According to the diabetes organizations, blood glucose levels before a meal in a healthy individual should be between 70 and 99 mg/dl, therefore ACP’s recommendation of blood glucose targets from 154 to 183 mg/dl was ruled “potentially harmful.”
“In ACP’s estimation, the risks outweighed the benefits, while the AACE and ADA feel that the benefits of lower A1C’s are significant and we have tools to be able to achieve those benefits in patients who have type 2 diabetes, ” said Jonathan Leffert, MD, president of AACE and managing partner of North Texas Endocrine Center in Dallas, Texas. “The ACP was also concerned with costs of medication and the risk of hypoglycemia, which seem to drive those guidance statements over and above diabetes control for the patient population.”

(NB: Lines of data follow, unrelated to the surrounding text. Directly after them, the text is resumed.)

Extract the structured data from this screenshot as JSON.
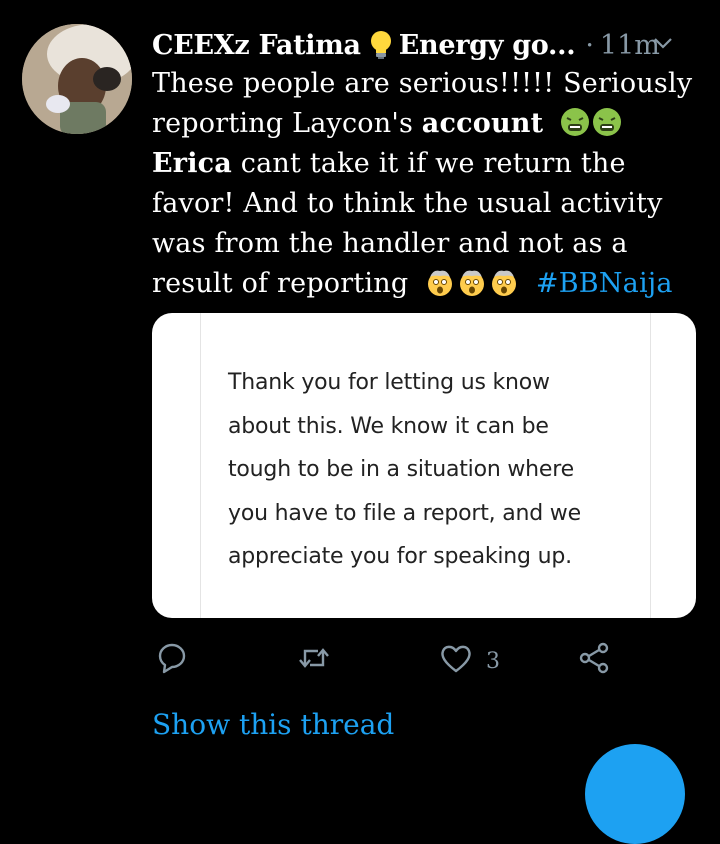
{
  "tweet": {
    "author_name": "CEEXz Fatima",
    "author_name_suffix": "Energy go...",
    "separator": "·",
    "timestamp": "11m",
    "text_line1": "These people are serious!!!!! Seriously",
    "text_line2_a": "reporting Laycon's ",
    "text_line2_bold": "account",
    "text_line3_bold": "Erica",
    "text_line3_b": " cant take it if we return the",
    "text_line4": "favor! And to think the usual activity",
    "text_line5": "was from the handler and not as a",
    "text_line6": "result of reporting",
    "hashtag": "#BBNaija"
  },
  "card": {
    "line1": "Thank you for letting us know",
    "line2": "about this. We know it can be",
    "line3": "tough to be in a situation where",
    "line4": "you have to file a report, and we",
    "line5": "appreciate you for speaking up."
  },
  "actions": {
    "like_count": "3"
  },
  "show_thread_label": "Show this thread",
  "icons": {
    "emoji_sick": "nauseated-face-icon",
    "emoji_mind_blown": "exploding-head-icon",
    "bulb": "light-bulb-icon"
  },
  "colors": {
    "background": "#000000",
    "accent": "#1da1f2",
    "muted": "#8899a6"
  }
}
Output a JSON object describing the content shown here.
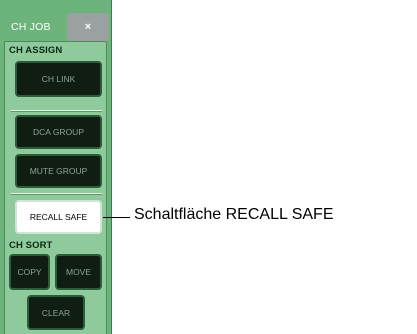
{
  "panel": {
    "title": "CH JOB",
    "close_label": "×"
  },
  "ch_assign": {
    "label": "CH ASSIGN",
    "buttons": [
      "CH LINK",
      "DCA GROUP",
      "MUTE GROUP"
    ],
    "recall_safe": "RECALL SAFE"
  },
  "ch_sort": {
    "label": "CH SORT",
    "copy": "COPY",
    "move": "MOVE",
    "clear": "CLEAR"
  },
  "callout": {
    "text": "Schaltfläche RECALL SAFE"
  }
}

Many diabetes clinicians emphasize that the range suggested by ACP guidance is too broad to apply to “most patients with type 2 diabetes” and “has the potential to do more harm than good for many patients for whom lower blood glucose targets may be more appropriate, particularly given the increased risk of serious complications such as cardiovascular disease, retinopathy, amputation and kidney disease.”
“Our concern is that there is a pretty broad difference between 6.5 and 7 to 8 %,” said Dr. Leffert.
But ACP President Jack Ende, MD, professor of medicine and assistant dean for Advanced Medical Practice at the Perelman School of Medicine at The University of Pennsylvania, supports the 7 to 8% A1C target.
“When it comes to clinical benefits there are no data that say that if an A1C is below 6.5 that you’re less likely to go into dialysis or less likely to lose your vision or less likely to develop neuropathy or an amputation,” he said in defense of the group’s position.
The ACP guidance standards also advise clinicians to minimize symptoms related to hyperglycemia and avoid targeting A1C levels in patients with a life expectancy less than ten years due to advanced age (80 years or older), residence in a nursing home, or chronic conditions (such as dementia, cancer, end-stage kidney disease or severe chronic obstructive pulmonary disease or congestive heart failure) since harms outweigh benefits in this population.
And they suggest that patients who have an A1C of 6.5 or below may consider first reducing their medications if cost is an issue.
So what, if anything, should patients do in light of this new guidance? Both physicians urge patients to talk to their doctors, who are most aware of their specific cases.
In the end, Dr. Leffert sees the ACP sending a “bad message” to the 30 million people in this country who have diabetes and the 80 million with prediabetes.
“We talk a lot about issues of diabetes and obesity in this country, and we don't have good control on this as a public health issue,” said Dr. Leffert. “I think we have to push forward to make sure we are identifying people with diabetes, that we are treating people with diabetes in an aggressive way so we can prevent devastating complications but also address the costs.”
“I think the message is not to say everything’s ok if you get to be in the range of 7 to 8%. I think that there is plenty of information that says we can do better and need to continue to work to do better,” he said.